When you change the BGP inbound policy locally, you need to process the updates received from a peer. The route-refresh
capability allows the local peer to reset inbound information dynamically by exchanging route-refresh requests to supporting
peers. When an inbound policy configuration is changed, then the Dell EMC Networking OS sends a refresh request message
asking the peer to re-advertise updates. Upon receiving the refresh request, the peer advertises the required information after
applying the outbound filters. Route-refresh is negotiated during the BGP session establishment and will be used only if both the
BGP peers support this capability.
To determine whether a BGP router supports this capability, use the show ip bgp neighbors command. If a router
supports the route-refresh capability, the following message displays:
Received route refresh capability from peer.
If you specify a BGP peer group by using the peer-group-name argument, all members of the peer group inherit the
characteristic configured with this command.
Enable soft-reconfiguration for the BGP neighbor specified.
CONFIG-ROUTER-BGP mode
neighbor {ip-address | ipv6-address | peer-group-name} soft-reconfiguration inbound
BGP stores all the updates received by the neighbor but does not reset the peer-session.
Entering this command starts the storage of updates, which is required to do inbound soft-reconfiguration. Outbound BGP
soft-reconfiguration does not require inbound soft-reconfiguration to be enabled.

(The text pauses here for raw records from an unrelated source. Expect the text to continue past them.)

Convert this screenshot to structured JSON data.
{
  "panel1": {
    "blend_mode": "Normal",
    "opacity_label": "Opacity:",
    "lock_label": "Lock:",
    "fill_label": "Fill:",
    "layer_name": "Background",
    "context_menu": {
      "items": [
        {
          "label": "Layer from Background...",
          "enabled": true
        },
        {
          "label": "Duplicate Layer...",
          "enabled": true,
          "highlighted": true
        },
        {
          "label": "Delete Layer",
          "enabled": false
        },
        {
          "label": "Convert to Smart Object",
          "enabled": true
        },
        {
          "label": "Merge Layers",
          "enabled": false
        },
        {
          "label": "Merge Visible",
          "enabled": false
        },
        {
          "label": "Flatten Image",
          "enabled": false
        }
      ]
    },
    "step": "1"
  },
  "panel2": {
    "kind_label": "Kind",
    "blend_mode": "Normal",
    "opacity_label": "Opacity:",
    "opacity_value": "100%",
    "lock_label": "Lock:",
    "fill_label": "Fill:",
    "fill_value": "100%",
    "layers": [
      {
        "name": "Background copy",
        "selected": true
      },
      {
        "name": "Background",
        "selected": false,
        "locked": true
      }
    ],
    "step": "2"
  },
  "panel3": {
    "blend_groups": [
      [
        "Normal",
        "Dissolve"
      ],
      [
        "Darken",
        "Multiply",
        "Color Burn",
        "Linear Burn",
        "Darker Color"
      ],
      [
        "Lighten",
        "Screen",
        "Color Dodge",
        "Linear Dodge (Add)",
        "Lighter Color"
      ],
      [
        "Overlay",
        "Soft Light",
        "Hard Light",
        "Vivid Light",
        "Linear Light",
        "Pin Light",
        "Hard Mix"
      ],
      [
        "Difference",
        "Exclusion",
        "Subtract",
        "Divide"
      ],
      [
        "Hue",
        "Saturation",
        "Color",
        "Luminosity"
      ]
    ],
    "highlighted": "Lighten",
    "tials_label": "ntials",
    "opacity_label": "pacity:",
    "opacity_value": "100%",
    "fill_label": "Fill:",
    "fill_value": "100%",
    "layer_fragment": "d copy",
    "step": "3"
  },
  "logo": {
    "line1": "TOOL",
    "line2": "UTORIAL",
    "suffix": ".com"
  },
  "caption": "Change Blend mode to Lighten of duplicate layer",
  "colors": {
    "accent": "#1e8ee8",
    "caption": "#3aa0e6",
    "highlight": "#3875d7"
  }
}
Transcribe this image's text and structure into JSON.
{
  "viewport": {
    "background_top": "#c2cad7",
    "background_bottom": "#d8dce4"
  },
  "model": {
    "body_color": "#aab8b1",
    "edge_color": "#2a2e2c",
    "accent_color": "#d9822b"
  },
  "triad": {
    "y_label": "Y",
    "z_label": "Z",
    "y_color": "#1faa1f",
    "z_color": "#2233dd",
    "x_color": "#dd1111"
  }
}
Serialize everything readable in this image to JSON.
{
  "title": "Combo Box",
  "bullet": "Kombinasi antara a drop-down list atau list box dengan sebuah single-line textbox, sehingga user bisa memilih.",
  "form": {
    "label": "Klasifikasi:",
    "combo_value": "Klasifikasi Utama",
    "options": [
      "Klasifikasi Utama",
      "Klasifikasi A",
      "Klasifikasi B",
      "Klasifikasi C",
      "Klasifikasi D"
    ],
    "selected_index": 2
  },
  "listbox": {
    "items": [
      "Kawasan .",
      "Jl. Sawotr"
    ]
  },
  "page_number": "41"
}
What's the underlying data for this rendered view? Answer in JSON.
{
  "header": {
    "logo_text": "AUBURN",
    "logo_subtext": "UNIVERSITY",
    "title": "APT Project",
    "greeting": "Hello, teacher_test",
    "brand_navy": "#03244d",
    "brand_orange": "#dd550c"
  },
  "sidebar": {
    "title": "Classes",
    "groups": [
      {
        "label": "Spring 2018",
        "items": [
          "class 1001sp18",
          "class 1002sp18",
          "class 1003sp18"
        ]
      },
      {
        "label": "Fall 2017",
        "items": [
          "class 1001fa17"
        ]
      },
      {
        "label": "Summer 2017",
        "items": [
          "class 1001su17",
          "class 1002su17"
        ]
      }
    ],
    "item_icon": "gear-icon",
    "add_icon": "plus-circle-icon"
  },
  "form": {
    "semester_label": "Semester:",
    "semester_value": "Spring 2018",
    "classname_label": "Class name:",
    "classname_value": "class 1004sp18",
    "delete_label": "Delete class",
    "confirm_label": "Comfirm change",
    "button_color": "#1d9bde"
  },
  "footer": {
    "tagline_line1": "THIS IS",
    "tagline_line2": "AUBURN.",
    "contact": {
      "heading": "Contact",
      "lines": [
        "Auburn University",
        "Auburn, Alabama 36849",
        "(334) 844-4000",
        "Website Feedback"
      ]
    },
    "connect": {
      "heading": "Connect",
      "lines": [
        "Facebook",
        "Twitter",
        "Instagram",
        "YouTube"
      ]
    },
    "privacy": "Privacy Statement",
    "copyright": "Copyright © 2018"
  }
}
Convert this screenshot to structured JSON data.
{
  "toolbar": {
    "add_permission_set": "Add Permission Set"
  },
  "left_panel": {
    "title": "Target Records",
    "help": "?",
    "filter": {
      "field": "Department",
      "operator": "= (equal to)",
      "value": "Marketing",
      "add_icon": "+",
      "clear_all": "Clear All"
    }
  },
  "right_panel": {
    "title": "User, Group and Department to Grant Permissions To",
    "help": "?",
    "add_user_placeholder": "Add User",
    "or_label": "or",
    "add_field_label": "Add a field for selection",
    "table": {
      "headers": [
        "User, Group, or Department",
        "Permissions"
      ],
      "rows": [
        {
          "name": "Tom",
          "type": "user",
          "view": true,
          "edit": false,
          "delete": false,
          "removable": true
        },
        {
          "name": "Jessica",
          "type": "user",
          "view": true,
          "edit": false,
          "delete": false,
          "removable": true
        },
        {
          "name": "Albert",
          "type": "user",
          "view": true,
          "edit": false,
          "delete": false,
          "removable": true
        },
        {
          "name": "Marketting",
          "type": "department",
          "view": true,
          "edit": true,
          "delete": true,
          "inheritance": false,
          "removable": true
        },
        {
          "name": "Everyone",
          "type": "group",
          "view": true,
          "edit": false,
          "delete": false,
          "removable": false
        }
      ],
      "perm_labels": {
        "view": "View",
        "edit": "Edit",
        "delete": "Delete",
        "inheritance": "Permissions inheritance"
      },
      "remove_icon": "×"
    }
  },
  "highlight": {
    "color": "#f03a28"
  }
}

Reset BGP connection using soft-reconfiguration.
EXEC Privilege mode
clear ip bgp [vrf vrf-name] [* | neighbor-address | as-number | peer-group-name] {soft
{in | out}}
*: Clears all peers.
neighbor-address: Clears the IPv4 or IPv6 neighbor of this IP address.
as-number: Clears the peers AS numbers.
peer-group-name: Clears all members of the specified peer group.
The example enables inbound soft-reconfiguration for the neighbor 10.108.1.1. All updates received from this neighbor are stored
unmodified, regardless of the inbound policy. When inbound soft-reconfiguration is done later, the stored information is used to
generate a new set of inbound updates
DellEMC(conf)# router bgp 100
DellEMC(conf-router_bgp)# neighbor 10.108.1.1 remote-as 20
DellEMC(conf-router_bgp)# neighbor 10.108.1.1 soft-reconfiguration inbound
DellEMC(conf-router_bgp)# exit
Route-refresh
This section explains how the soft-reconfiguration and route-refresh works. Soft-reconfiguration has to be configured explicitly
for a neighbor unlike route refresh, which is automatically negotiated between BGP peers when establishing a peer session.
The route-refresh updates will be sent, only if the neighbor soft-reconfiguration inbound command is not
configured in a BGP neighbor and when you do a soft reset using clear ip bgp {neighbor-address | peer-group-
name} soft in command.
If the neighbor soft-reconfiguration inbound command is already configured in the BGP neighbor, the route
refresh updates will not be sent. If you want to use route-refresh updates instead, remove the neighbor soft-
reconfiguration inbound configuration and do a hard reset once, using clear ip bgp {* | as-number | ipv4|
ipv6 | neighbor-address | peer-group-name} command. If you remove neighbor soft-reconfiguration
inbound configuration for an individual neighbor (not part of peer-group), it is sufficient to do a hard reset only for the
individual neighbor. If the neighbor is part of a peer-group and when neighbor soft-reconfiguration inbound is
removed from the peer group, you need to do a hard reset for the peer-group.